The fifth report is the one I can't justify at all, not even to myself in the dark at three in the morning. Callum has been meeting with Cormac privately, discussing some kind of tentative reconciliation, and the crew doesn't know the details. Callum is keeping secrets, and internal trust issues are developing because of it. This information could genuinely get him killed. I know that. I send it anyway.
By then I'm too deep to stop, and I know I'm too deep to stop, and so I keep going because what else is there to do. I keep reporting and I keep betraying and I keep telling myself the stories that make it survivable.
The money is necessary. I'm not responsible for what they do with information I provide. I'm just surviving, and everyone does what they have to do to survive. If I wasn't doing this, someone else would be. I'm not a traitor, I'm an observer, and observation isn't treason.

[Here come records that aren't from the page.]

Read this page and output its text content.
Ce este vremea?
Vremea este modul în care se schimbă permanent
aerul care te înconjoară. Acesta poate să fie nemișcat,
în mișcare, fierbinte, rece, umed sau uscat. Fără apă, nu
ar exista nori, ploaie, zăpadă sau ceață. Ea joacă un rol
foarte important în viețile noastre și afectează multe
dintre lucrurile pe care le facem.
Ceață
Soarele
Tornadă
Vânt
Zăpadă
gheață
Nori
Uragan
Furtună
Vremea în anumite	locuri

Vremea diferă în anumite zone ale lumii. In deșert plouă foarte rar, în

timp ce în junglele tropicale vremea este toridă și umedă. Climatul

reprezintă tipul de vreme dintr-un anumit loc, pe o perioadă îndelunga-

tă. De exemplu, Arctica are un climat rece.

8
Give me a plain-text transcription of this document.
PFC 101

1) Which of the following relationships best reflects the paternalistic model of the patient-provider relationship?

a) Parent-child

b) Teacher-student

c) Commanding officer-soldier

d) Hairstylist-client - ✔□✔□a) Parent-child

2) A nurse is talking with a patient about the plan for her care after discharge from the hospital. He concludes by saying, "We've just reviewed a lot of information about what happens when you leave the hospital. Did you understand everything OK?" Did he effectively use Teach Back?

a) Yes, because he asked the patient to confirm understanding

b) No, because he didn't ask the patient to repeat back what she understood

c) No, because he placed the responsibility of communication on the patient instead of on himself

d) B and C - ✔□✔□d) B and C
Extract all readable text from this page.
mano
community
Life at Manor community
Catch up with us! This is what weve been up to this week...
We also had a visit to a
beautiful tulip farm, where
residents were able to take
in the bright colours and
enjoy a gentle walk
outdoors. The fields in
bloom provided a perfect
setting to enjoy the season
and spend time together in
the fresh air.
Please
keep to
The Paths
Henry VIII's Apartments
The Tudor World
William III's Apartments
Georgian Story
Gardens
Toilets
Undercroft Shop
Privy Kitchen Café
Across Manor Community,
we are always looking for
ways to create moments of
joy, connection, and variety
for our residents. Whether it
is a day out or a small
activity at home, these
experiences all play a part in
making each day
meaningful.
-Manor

The excuses pile up easily once you start making them. The justifications multiply. Rationalization, it turns out, is one of those skills that gets stronger the more you use it.
The money keeps coming too. Five hundred pounds monthly, sometimes bonuses, sometimes special requests worth much more. And I am absolutely a traitor. I know that. I've known it since at least the third report, probably earlier if I'm being honest with myself. But knowing it and stopping it are two entirely different things, and I seem to be capable of the first without being capable of the second.
Sixth report: Callum is taking Vermithrax's ultimatum seriously, the crew is divided, the financial pressure is becoming overwhelming, and a decision is expected within the week. High-value intelligence, I note, because I've apparently started categorizing my betrayals by their market value.
I send it to Mordaunt through intermediaries and encrypted channels, and I tell myself the anonymity means something. It doesn't. Mordaunt knows exactly who I am. He's always known. That's how these arrangements work, and somewhere in the back of my mind I understood that from the beginning.
"Excellent work," the response comes back. "Your next payment: two thousand pounds. Keep reporting."
Two thousand pounds. I deposit it and I spend it and I live on it, and every single day I hate myself with a thoroughness and consistency that I almost have to admire. But not enough to stop. Never quite enough to stop, because stopping means going back to poverty and hunger and being the person everyone feels quietly sorry for, and I have decided, apparently, that I cannot afford my own integrity.
That is the thing about this kind of fall. It doesn't happen all at once. There's no single moment where you choose to become a traitor and cross some clear, visible line. It happens one small compromise at a time, one payment at a time, one report at a time, each one a little worse than the last, until you look back and realize you can't see where you started from anymore. You're just here, in this, and the way out requires losing everything you sold yourself to keep.
So I keep reporting. Because stopping means poverty. Because I've told myself that survival is the only thing that matters, and I've been telling myself that long enough that I've started to believe it.
Even when survival is the only thing I have left.